User:Dfeuer/Cone Condition Equivalent to Antisymmetry

Theorem

Let $(G,\circ)$ be a group with identity $e$.

Let $C$ be a cone compatible with $\circ$.

Let $\mathcal R$ be the transitive, compatible relation induced by $C$.

Then $\mathcal R$ is antisymmetric iff $C \cap C^{-1} \subseteq \{e\}$, where $C^{-1} = \{ x^{-1}: x \in C \}$.

Proof

Suppose $\mathcal R$ is antisymmetric and suppose that $x \in C \cap C^{-1}$.

Then $x^{-1} \in C$.

Thus $e \mathrel{\mathcal R} x$ and $e \mathrel{\mathcal R} x^{-1}$

By CRG3, $x \mathrel {\mathcal R}e^{-1} = e$, so by antisymmetry $x=e$.

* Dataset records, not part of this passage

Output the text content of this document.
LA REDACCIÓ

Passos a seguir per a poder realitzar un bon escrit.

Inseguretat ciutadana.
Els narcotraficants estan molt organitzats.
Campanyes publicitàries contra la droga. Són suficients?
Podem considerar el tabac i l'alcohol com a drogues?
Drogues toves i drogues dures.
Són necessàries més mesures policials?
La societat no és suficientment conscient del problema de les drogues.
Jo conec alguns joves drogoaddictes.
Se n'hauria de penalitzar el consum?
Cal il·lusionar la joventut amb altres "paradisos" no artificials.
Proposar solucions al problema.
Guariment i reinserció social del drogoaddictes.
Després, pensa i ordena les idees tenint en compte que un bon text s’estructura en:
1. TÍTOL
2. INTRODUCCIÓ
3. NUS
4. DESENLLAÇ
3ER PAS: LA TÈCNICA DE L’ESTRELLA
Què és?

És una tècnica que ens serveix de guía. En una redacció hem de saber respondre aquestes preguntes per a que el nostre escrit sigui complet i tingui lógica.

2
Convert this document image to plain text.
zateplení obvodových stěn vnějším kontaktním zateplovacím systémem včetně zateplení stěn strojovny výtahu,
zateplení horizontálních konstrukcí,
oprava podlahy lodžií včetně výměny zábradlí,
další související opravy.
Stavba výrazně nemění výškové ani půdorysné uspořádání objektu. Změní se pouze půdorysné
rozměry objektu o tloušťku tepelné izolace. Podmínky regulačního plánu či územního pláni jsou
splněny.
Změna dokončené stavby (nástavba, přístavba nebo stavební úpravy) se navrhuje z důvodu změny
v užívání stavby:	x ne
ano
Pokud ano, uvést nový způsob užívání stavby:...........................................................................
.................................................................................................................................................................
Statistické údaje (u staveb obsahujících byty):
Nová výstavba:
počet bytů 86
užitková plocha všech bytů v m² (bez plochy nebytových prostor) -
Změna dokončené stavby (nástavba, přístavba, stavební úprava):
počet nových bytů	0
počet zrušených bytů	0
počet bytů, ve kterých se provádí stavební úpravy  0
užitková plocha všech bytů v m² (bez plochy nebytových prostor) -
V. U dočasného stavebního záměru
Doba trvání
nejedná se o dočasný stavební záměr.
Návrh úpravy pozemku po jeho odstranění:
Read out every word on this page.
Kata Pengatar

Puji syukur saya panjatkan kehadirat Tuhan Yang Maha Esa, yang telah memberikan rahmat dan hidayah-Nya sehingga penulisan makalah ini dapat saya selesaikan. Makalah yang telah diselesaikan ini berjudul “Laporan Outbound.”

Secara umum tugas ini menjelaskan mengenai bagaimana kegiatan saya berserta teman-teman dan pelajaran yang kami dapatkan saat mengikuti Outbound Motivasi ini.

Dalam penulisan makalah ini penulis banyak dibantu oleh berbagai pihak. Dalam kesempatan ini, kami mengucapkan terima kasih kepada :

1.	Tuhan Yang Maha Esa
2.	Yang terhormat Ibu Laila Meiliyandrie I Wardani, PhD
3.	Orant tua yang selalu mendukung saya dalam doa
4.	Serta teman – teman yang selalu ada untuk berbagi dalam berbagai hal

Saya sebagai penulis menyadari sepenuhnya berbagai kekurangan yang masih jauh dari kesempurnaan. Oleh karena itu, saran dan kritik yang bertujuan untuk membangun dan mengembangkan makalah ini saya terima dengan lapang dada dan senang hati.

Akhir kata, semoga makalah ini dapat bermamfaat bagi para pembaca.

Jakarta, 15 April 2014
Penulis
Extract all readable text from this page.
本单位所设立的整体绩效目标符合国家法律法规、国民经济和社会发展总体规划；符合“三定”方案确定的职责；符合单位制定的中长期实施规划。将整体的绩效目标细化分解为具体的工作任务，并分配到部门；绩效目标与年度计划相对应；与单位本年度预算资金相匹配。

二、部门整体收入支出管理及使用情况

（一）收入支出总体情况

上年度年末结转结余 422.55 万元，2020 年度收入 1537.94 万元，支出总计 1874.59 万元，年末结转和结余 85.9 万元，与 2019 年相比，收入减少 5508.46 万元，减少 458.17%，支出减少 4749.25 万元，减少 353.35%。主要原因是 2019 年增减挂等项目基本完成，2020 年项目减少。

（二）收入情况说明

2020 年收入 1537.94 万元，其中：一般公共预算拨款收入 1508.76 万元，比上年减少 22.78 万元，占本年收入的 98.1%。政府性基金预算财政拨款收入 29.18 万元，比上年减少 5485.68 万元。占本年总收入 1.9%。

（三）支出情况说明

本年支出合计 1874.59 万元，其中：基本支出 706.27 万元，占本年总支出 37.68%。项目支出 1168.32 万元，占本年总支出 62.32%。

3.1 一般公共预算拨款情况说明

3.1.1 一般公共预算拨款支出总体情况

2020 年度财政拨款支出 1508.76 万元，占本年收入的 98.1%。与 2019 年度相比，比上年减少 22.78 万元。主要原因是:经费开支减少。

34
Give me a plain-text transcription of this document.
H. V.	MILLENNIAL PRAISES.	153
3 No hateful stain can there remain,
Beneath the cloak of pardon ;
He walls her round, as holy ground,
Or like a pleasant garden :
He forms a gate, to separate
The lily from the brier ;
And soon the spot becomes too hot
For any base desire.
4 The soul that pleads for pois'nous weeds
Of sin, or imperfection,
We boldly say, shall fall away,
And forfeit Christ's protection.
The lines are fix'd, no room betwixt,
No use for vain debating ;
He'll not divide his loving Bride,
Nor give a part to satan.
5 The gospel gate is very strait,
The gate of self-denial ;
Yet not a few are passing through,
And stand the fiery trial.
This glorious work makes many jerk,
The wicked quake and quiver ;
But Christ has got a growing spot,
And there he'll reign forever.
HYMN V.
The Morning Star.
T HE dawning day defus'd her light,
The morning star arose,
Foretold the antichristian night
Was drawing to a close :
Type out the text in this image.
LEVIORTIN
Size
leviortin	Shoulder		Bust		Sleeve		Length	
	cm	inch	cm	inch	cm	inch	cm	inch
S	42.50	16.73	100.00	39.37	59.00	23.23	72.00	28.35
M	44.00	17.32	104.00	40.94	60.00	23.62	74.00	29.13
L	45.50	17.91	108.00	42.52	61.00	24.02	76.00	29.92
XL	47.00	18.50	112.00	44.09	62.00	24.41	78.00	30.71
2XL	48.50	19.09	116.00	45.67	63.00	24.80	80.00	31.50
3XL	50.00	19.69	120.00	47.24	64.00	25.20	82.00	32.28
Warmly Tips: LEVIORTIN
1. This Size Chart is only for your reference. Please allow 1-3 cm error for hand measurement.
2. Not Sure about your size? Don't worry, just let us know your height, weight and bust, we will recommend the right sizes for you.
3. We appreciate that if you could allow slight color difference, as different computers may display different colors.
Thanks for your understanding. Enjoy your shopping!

Suppose on the other hand that $C \cap C^{-1} \subseteq \{e\}$.

Let $x,y \in G$.

Let $x \mathrel{\mathcal R} y$ and $y \mathrel{\mathcal R} x$.

Then $y \circ x^{-1} \in C$ and $x \circ y^{-1} \in C$.

But $x \circ y^{-1}$ is the inverse of $y \circ x^{-1}$, so $y \circ x^{-1} = e$.

Thus $y = x$.

$\blacksquare$